Шёпот Елены стал страстным, она сбивалась в словах, но речь её была непрерывна, шла потоком. Она всё чаще припадала к полу, отмахивала головой, чтоб сбить назад выскочившую на глаза из-под гребёнки прядь. День исчез в квадратах окон, исчез и белый сокол, неслышным прошёл плещущий гавот в три часа дня, и совершенно неслышным пришёл тот, к кому через заступничество смуглой девы взывала Елена. Он появился рядом у развороченной гробницы, совершенно воскресший, и благостный, и босой. Грудь Елены очень расширилась, на щеках выступили пятна, глаза наполнились светом, переполнились сухим бесслёзным плачем. Она лбом и щекой прижалась к полу, потом, всей душой вытягиваясь, стремилась к огоньку, не чувствуя уже жёсткого пола под коленями. Огонёк разбух, тёмное лицо, врезанное в венец, явно оживало, а глаза выманивали у Елены всё новые и новые слова. Совершенная тишина молчала за дверями и за окнами, день темнел страшно быстро, и ещё раз возникло видение – стеклянный свет небесного купола, какие-то невиданные, красно-жёлтые песчаные глыбы, масличные деревья, чёрной вековой тишью и холодом повеял в сердце собор.

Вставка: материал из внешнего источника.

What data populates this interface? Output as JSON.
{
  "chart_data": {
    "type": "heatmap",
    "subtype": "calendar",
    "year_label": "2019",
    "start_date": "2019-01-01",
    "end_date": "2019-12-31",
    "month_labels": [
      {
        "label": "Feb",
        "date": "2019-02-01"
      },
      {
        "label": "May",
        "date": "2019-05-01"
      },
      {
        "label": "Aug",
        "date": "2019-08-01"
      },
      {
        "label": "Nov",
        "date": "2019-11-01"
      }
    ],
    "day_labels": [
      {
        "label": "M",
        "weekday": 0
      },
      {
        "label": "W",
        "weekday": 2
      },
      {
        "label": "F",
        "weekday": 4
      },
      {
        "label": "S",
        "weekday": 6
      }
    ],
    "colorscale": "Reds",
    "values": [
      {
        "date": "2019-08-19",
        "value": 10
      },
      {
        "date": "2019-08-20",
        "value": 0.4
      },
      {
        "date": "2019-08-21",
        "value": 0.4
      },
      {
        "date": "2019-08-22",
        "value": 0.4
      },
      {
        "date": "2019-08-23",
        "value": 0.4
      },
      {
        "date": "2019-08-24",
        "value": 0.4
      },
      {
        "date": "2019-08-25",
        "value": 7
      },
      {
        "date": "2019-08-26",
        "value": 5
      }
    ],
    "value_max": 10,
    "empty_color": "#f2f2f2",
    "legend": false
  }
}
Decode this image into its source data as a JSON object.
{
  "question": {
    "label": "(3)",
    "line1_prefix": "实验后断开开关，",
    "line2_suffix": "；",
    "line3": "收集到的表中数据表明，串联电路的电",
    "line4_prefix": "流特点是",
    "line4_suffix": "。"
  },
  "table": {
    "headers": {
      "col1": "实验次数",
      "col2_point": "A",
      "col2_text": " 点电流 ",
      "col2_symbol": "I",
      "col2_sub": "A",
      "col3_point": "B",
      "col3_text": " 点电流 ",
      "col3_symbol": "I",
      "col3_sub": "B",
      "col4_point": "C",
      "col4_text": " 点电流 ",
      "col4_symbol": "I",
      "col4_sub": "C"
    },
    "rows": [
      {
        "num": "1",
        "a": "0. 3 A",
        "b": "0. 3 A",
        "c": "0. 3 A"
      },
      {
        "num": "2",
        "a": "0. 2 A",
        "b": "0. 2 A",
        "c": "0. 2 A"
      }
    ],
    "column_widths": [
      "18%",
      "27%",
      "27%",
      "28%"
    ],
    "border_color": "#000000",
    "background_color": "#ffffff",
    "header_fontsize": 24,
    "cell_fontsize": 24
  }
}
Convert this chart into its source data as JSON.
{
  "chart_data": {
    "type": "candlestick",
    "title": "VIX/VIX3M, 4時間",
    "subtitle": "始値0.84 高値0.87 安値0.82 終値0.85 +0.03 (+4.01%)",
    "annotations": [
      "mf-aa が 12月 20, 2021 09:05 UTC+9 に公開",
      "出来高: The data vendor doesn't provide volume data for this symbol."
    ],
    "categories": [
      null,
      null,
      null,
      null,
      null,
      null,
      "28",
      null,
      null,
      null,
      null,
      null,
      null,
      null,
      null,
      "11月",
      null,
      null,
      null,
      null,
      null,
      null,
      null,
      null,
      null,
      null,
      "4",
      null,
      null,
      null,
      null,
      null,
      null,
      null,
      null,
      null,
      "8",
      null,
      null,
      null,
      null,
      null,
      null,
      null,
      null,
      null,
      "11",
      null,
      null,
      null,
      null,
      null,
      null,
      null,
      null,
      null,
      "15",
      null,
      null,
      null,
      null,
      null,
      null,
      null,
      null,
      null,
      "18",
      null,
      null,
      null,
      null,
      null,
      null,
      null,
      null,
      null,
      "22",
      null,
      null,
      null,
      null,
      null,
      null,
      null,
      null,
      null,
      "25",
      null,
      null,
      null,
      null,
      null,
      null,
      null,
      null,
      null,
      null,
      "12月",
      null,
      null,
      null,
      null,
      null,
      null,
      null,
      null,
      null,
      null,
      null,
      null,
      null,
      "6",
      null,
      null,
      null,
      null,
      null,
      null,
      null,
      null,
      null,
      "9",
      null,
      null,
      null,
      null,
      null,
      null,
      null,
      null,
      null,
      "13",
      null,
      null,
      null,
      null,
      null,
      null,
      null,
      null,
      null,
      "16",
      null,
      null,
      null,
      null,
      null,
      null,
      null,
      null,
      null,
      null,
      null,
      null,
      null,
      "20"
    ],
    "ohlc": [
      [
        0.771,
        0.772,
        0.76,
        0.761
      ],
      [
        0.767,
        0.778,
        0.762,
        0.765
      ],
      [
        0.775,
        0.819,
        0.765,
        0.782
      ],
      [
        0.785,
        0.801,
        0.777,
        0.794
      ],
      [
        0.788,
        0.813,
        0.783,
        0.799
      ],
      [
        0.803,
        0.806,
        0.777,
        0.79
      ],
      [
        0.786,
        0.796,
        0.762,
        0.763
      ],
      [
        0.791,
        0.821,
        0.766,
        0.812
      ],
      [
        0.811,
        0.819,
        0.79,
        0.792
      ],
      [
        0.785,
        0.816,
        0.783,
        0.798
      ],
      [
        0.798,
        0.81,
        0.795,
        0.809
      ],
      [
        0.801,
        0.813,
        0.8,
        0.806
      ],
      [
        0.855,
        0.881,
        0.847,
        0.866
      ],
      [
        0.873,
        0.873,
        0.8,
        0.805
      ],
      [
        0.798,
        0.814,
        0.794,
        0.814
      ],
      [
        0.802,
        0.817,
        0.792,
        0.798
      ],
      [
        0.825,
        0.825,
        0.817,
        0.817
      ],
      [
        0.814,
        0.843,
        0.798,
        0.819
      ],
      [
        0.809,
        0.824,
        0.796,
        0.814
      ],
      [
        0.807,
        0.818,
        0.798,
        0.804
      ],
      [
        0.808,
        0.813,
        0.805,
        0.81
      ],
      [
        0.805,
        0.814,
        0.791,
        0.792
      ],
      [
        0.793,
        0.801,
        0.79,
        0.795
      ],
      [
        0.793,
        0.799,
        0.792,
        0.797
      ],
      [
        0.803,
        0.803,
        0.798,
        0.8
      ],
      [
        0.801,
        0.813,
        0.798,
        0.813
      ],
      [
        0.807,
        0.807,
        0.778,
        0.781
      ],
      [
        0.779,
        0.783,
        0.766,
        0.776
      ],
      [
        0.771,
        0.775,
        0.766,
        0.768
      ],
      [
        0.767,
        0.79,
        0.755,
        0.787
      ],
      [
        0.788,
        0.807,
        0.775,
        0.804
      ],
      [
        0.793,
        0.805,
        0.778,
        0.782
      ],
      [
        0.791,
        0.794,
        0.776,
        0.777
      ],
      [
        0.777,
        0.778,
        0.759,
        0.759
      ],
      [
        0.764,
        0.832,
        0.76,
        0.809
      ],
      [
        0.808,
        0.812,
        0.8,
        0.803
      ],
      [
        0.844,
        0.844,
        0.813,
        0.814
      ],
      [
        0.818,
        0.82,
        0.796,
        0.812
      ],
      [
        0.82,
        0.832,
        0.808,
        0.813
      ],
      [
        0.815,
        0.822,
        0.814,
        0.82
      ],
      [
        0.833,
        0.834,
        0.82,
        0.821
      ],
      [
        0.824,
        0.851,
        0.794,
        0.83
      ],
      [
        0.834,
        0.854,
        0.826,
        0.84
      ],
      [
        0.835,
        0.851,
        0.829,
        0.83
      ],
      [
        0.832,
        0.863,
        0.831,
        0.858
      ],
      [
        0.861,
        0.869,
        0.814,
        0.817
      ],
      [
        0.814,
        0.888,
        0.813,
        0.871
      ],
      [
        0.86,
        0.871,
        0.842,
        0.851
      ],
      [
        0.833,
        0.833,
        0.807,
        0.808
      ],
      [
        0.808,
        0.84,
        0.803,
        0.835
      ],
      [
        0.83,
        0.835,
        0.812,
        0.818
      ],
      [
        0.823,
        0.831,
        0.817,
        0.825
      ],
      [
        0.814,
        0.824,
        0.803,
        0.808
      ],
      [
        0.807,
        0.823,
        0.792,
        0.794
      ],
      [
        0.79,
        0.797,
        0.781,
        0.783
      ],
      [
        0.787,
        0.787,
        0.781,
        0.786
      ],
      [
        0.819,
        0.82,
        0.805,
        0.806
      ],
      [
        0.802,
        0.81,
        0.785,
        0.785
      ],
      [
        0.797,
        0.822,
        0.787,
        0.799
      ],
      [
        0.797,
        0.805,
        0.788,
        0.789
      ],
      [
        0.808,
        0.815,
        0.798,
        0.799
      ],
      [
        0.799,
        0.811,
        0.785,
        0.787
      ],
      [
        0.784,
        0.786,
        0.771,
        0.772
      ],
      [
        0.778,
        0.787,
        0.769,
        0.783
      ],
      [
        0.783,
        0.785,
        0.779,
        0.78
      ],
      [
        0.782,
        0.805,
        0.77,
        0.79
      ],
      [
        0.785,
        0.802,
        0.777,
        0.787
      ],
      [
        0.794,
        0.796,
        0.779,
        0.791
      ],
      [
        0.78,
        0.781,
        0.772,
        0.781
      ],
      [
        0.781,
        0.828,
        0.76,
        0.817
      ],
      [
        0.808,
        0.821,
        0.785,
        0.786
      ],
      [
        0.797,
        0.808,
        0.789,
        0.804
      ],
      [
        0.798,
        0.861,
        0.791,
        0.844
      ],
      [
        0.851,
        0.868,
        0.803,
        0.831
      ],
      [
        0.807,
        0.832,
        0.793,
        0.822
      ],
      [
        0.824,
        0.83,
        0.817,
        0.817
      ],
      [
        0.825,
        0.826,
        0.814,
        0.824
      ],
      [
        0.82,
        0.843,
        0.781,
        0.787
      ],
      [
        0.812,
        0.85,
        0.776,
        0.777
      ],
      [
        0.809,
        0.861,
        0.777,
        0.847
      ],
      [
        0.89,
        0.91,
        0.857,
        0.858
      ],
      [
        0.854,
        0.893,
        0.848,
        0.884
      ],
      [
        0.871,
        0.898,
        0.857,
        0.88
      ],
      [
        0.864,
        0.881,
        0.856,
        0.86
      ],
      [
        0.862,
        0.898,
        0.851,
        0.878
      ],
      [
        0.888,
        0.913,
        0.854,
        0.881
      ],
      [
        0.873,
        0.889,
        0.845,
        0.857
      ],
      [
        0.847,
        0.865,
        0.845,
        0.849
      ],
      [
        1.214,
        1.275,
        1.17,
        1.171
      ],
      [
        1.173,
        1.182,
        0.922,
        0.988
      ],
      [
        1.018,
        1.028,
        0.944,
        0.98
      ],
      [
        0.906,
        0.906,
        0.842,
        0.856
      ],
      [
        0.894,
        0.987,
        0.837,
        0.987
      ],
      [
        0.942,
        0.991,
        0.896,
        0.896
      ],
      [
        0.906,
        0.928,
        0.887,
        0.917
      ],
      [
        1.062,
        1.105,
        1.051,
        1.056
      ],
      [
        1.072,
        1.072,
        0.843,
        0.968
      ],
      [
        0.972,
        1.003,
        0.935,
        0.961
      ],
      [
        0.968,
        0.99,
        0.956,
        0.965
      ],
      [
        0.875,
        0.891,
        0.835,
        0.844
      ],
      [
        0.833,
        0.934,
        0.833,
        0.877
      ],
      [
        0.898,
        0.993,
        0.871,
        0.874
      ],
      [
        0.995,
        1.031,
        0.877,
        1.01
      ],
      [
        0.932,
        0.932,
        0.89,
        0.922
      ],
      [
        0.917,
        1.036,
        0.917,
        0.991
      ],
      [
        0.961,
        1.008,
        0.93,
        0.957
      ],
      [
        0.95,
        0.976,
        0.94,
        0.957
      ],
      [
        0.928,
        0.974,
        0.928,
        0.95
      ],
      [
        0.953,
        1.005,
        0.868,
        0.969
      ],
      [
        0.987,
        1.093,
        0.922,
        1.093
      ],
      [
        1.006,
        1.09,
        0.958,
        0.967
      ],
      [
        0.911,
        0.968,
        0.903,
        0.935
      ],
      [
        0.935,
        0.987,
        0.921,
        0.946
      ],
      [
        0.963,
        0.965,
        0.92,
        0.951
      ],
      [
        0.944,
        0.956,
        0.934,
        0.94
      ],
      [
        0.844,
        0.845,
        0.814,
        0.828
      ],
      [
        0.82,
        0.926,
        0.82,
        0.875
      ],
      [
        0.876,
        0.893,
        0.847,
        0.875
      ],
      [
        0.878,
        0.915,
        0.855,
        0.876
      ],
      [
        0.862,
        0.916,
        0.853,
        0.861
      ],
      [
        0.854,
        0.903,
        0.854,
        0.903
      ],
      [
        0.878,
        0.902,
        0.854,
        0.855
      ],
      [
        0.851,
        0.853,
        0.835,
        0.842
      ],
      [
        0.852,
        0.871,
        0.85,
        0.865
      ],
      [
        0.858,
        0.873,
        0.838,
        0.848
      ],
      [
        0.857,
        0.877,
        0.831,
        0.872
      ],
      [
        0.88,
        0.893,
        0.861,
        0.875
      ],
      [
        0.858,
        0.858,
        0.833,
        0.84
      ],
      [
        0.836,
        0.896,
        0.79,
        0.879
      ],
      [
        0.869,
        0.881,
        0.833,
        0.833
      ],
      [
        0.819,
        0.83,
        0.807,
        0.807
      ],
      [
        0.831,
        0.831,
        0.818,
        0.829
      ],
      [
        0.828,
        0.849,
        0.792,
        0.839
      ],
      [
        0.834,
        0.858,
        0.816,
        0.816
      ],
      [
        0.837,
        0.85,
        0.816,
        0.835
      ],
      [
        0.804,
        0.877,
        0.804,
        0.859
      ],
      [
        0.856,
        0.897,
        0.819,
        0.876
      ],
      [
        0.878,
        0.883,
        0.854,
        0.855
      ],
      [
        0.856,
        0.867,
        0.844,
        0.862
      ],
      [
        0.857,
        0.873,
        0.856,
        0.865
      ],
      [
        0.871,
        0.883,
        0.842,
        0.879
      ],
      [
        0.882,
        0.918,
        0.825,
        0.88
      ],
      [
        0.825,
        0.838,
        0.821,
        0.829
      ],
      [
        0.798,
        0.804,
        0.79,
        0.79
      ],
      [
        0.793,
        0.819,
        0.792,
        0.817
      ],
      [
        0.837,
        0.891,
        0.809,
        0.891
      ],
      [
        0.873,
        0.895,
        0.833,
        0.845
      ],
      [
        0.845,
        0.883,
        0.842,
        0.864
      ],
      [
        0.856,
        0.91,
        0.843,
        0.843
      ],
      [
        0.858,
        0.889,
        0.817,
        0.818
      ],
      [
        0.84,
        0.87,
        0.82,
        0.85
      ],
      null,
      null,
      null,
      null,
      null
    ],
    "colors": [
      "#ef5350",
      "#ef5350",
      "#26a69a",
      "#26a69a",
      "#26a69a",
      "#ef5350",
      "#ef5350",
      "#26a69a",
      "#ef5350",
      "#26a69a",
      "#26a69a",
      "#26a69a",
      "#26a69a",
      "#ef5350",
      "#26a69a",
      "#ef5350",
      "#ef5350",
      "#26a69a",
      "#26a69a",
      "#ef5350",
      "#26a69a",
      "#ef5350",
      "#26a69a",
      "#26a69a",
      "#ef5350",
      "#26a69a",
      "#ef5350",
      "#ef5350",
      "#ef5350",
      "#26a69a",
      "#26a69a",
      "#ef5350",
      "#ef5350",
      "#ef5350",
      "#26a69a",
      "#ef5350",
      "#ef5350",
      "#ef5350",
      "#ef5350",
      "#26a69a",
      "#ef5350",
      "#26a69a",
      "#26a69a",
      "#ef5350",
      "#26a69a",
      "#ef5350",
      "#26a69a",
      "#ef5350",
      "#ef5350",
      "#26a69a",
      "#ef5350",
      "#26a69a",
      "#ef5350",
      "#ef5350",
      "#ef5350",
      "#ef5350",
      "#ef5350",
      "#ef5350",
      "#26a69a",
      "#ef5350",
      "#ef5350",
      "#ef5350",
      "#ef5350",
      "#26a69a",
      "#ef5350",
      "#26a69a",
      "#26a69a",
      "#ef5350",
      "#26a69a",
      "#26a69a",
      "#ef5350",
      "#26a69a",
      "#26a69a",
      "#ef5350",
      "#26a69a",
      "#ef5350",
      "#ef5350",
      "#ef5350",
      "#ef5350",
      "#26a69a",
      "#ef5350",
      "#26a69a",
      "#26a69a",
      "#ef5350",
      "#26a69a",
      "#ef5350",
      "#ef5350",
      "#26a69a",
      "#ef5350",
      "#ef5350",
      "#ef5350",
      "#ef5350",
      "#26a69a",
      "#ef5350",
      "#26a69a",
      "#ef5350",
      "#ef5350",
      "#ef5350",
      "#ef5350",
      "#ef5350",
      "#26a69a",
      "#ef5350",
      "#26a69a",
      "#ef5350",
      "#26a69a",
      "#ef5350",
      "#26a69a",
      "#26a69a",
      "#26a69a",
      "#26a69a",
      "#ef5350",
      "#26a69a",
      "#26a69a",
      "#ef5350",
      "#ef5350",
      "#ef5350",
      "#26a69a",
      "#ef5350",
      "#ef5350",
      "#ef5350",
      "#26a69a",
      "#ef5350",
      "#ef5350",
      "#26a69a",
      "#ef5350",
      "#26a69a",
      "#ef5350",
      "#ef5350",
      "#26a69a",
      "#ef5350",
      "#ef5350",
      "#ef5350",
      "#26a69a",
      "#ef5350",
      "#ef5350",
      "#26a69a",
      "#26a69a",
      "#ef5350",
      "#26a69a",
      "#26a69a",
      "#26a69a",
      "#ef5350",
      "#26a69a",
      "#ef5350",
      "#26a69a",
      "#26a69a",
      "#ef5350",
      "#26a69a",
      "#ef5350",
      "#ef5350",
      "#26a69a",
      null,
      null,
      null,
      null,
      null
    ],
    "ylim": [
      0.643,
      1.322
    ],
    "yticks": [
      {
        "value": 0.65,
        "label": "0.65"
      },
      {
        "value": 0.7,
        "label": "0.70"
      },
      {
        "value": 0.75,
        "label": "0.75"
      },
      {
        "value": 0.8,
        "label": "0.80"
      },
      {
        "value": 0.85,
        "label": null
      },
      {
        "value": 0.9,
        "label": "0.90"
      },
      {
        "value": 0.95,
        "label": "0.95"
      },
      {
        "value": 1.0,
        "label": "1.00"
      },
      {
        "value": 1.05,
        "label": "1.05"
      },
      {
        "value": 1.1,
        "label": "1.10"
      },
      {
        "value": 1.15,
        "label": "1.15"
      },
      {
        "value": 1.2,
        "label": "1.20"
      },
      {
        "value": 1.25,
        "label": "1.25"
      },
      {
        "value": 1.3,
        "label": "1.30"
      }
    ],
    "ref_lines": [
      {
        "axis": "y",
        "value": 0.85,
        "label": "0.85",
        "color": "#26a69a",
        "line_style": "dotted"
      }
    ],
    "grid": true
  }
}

– Мать-заступница, – бормотала в огне Елена, – упроси его. Вон Он. Что же тебе стоит. Пожалей нас. Пожалей. Идут твои дни, твой праздник. Может, что-нибудь доброе сделает он, да и тебя умоляю за грехи. Пусть Сергей не возвращается… Отымаешь, отымай, но этого смертью не карай… Все мы в крови повинны, но ты не карай. Не карай. Вон Он, вон Он…
Огонь стал дробиться, и один цепочный луч протянулся длинно, длинно к самым глазам Елены. Тут безумные её глаза разглядели, что губы на лике, окаймлённом золотой косынкой, расклеились, а глаза стали такие невиданные, что страх и пьяная радость разорвали ей сердце, она сникла к полу и больше не поднималась».
И далее автор переносится в палату к Алексею Турбину.
«…Алексей Турбин, восковой, как ломаная, мятая в потных руках свеча, выбросив из-под одеяла костистые руки с нестрижеными ногтями, лежал, задрав кверху острый подбородок. Тело его оплывало липким потом, а высохшая скользкая грудь вздымалась в прорезах рубахи. Он свёл голову книзу, упёрся подбородком в грудину, расцепил пожелтевшие зубы, приоткрыл глаза. В них ещё колыхалась рваная завеса тумана и бреда, но уже в клочьях чёрного глянул свет. Очень слабым голосом, сиплым и тонким, он сказал:
– Кризис, Бродович. Что… выживу?.. А-га.
Карась в трясущихся руках держал лампу, и она освещала вдавленную постель и комья простынь с серыми тенями в складках.